Multiple genres collide in director Rob Schroeder’s debut feature film Ultrasound. As the film opens, we meet Glen (Vincent Kartheiser), driving on a rainy night before his car runs over a crudely put together spike strip of nails and wood. He finds refuge in the nearby home of Art (Bob Stephenson) and his wife Cyndi (Chelsea Lopez). The two are kindly enough, and Art insists that Glen stay the night — the local garage won’t open until morning, and the nearest hotel is too far away. Art has the air of someone who tells people way too much about himself on first meeting them, and after he and Glen get suitably drunk, Art asks Glen to sleep with Cyndi. It’s a surprising turn, but is by far the least shocking moment in a film full of twists and reveals.
Once Glen leaves Art’s house after that weird and fateful night, he hopes he will not see either of them again. Until that is, Art turns up at Glen’s apartment telling him that Cyndi is pregnant. Glen and Cyndi get together and after what appears to be a nervous breakdown, they are swiftly moved off to a research facility in the middle of nowhere and are put through a series of experiments. Taking cues from the Christopher Nolan school of mind bending, Ultrasound works until it doesn’t.

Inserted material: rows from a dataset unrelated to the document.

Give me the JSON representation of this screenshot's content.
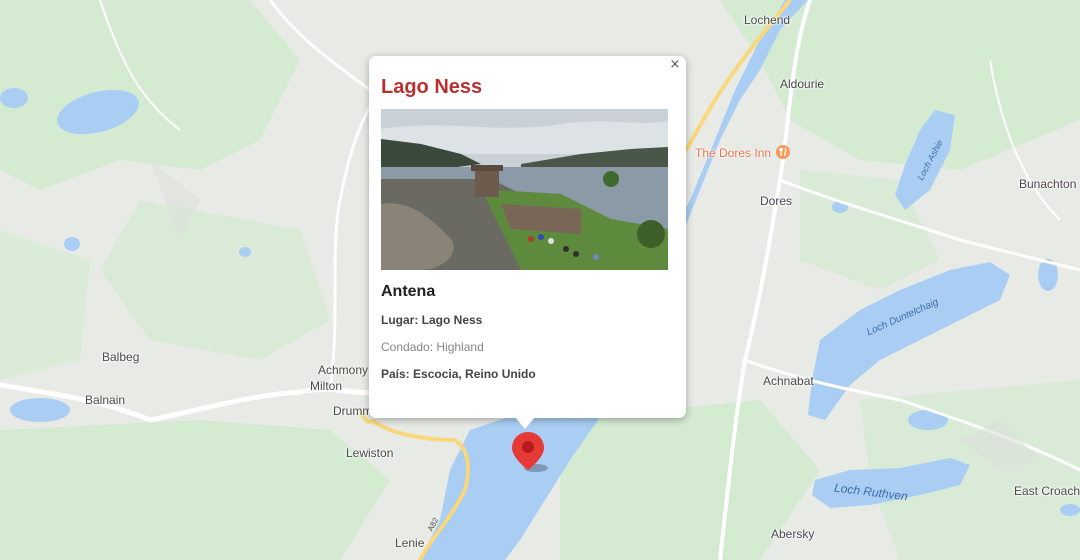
{
  "map": {
    "places": {
      "lochend": "Lochend",
      "aldourie": "Aldourie",
      "dores_inn": "The Dores Inn",
      "dores": "Dores",
      "bunachton": "Bunachton",
      "achnabat": "Achnabat",
      "balbeg": "Balbeg",
      "balnain": "Balnain",
      "achmony": "Achmony",
      "milton": "Milton",
      "drumm": "Drumm",
      "lewiston": "Lewiston",
      "lenie": "Lenie",
      "abersky": "Abersky",
      "east_croach": "East Croach"
    },
    "water": {
      "loch_ashie": "Loch Ashie",
      "loch_duntelchaig": "Loch Duntelchaig",
      "loch_ruthven": "Loch Ruthven"
    },
    "roads": {
      "a82": "A82"
    },
    "colors": {
      "water": "#a9cdf3",
      "land": "#e8eae6",
      "green": "#d4ebd2",
      "road": "#ffffff",
      "major_road": "#f9d77a",
      "pin": "#e53935"
    }
  },
  "popup": {
    "title": "Lago Ness",
    "subtitle": "Antena",
    "close_symbol": "×",
    "photo_icon": "castle-photo",
    "lugar": "Lugar: Lago Ness",
    "condado": "Condado: Highland",
    "pais": "País: Escocia, Reino Unido"
  }
}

It’s hard to know who to trust in Ultrasound, and it’s even harder to keep track of what is going on. While this seems intentional from Schroeder, the issue that runs through the film is that while it may be mysterious, it is also far too confusing. Maybe there is reward after multiple viewings, and there is the sense of a cult classic in the making, but films like this have been done before — and have been done better in the recent and underrated 2018 film Unsane, from Steven Soderbergh. Ultrasound is more of a curiosity than anything else. It has good performances, with Breeda Wool excellent as the researcher with a conscience who wants to help Glen and Cyndi break free from the facility they are being held in. But, it never really goes anywhere, and the points it raises have little or no payoff which results in a film that is promising, yet utterly frustrating at the same time.
Ultrasound is out on digital download from 20 June.